Son olarak mevcut durumun muhafaza edildiği senaryo Türkiye için hem zaman kazanma hem de bölgedeki mevcudiyetini sağlamlaştırarak İdlib'in olası düşüşünü ve tetikleyeceği göç dalgasını engelleme açısından en olumlu senaryo olarak göze çarpmaktadır. 2020'nin ilk aylarında bölgede cereyan eden çatışmada Türkiye, askeri olarak hem avantajlarını hem de dezavantajlarını gösterdi.

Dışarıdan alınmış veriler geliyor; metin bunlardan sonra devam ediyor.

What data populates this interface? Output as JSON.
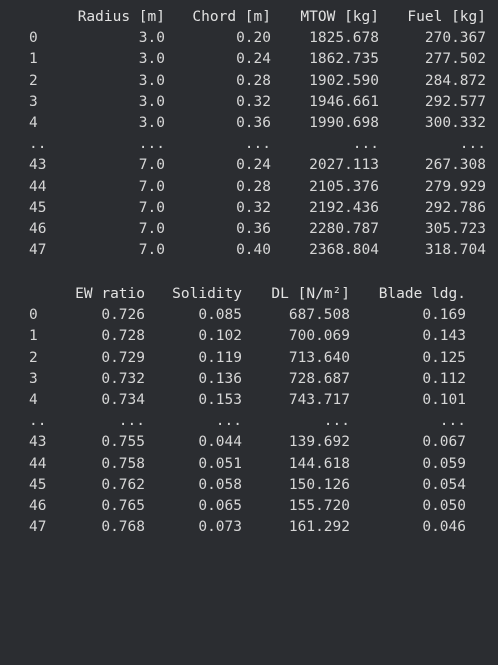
{
  "table1": {
    "columns": [
      "Radius [m]",
      "Chord [m]",
      "MTOW [kg]",
      "Fuel [kg]"
    ],
    "rows": [
      {
        "idx": "0",
        "cells": [
          "3.0",
          "0.20",
          "1825.678",
          "270.367"
        ]
      },
      {
        "idx": "1",
        "cells": [
          "3.0",
          "0.24",
          "1862.735",
          "277.502"
        ]
      },
      {
        "idx": "2",
        "cells": [
          "3.0",
          "0.28",
          "1902.590",
          "284.872"
        ]
      },
      {
        "idx": "3",
        "cells": [
          "3.0",
          "0.32",
          "1946.661",
          "292.577"
        ]
      },
      {
        "idx": "4",
        "cells": [
          "3.0",
          "0.36",
          "1990.698",
          "300.332"
        ]
      },
      {
        "idx": "..",
        "cells": [
          "...",
          "...",
          "...",
          "..."
        ]
      },
      {
        "idx": "43",
        "cells": [
          "7.0",
          "0.24",
          "2027.113",
          "267.308"
        ]
      },
      {
        "idx": "44",
        "cells": [
          "7.0",
          "0.28",
          "2105.376",
          "279.929"
        ]
      },
      {
        "idx": "45",
        "cells": [
          "7.0",
          "0.32",
          "2192.436",
          "292.786"
        ]
      },
      {
        "idx": "46",
        "cells": [
          "7.0",
          "0.36",
          "2280.787",
          "305.723"
        ]
      },
      {
        "idx": "47",
        "cells": [
          "7.0",
          "0.40",
          "2368.804",
          "318.704"
        ]
      }
    ]
  },
  "table2": {
    "columns": [
      "EW ratio",
      "Solidity",
      "DL [N/m²]",
      "Blade ldg."
    ],
    "rows": [
      {
        "idx": "0",
        "cells": [
          "0.726",
          "0.085",
          "687.508",
          "0.169"
        ]
      },
      {
        "idx": "1",
        "cells": [
          "0.728",
          "0.102",
          "700.069",
          "0.143"
        ]
      },
      {
        "idx": "2",
        "cells": [
          "0.729",
          "0.119",
          "713.640",
          "0.125"
        ]
      },
      {
        "idx": "3",
        "cells": [
          "0.732",
          "0.136",
          "728.687",
          "0.112"
        ]
      },
      {
        "idx": "4",
        "cells": [
          "0.734",
          "0.153",
          "743.717",
          "0.101"
        ]
      },
      {
        "idx": "..",
        "cells": [
          "...",
          "...",
          "...",
          "..."
        ]
      },
      {
        "idx": "43",
        "cells": [
          "0.755",
          "0.044",
          "139.692",
          "0.067"
        ]
      },
      {
        "idx": "44",
        "cells": [
          "0.758",
          "0.051",
          "144.618",
          "0.059"
        ]
      },
      {
        "idx": "45",
        "cells": [
          "0.762",
          "0.058",
          "150.126",
          "0.054"
        ]
      },
      {
        "idx": "46",
        "cells": [
          "0.765",
          "0.065",
          "155.720",
          "0.050"
        ]
      },
      {
        "idx": "47",
        "cells": [
          "0.768",
          "0.073",
          "161.292",
          "0.046"
        ]
      }
    ]
  }
}
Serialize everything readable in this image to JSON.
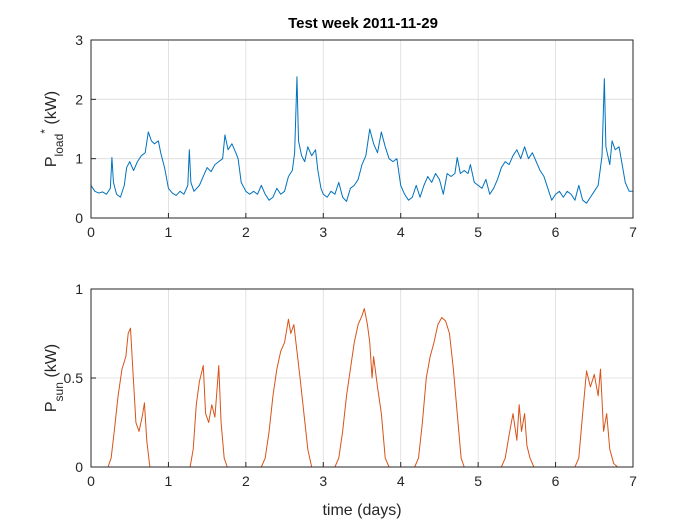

Rus hava gücüne karşı bölgede TSK'ya ait jetlerin harekete geçmediği ve TSK askerlerinin Rus hava unsurlarına karşı kısıtlı bir savunmaya sahip oldukları dezavantaj olarak göze çarpmıştı. Buna karşın karada TSK'nın zırhlı unsurlarının havada içerisinden SİHA'lar ile sınır ötesinden savaş jetlerinin rejimin hava ve kara unsurlarına yıkıcı zararlar verdiği süreç de TSK için avantajlar hanesine yazılmış eylemlerdi. 2021'nin son çeyreğine girilirken hem Moskova hem Ankara 2020'nin ilk çeyreğindeki çatışmadaki avantajlar ve dezavantajları tartıya koyarak hareket edeceklerdir. Lakin mevcut durumun muhafaza edildiği senaryo da kaçınılmak istenen çatışma ortamına tekrar girilmesine yol açabilir.

Yasal Uyarı: Yayınlanan köşe yazısı/haberin tüm hakları Turkuvaz Medya Grubu’na aittir. Kaynak gösterilse veya habere aktif link verilse dahi köşe yazısı/haberin tamamı ya da bir bölümü kesinlikle kullanılamaz.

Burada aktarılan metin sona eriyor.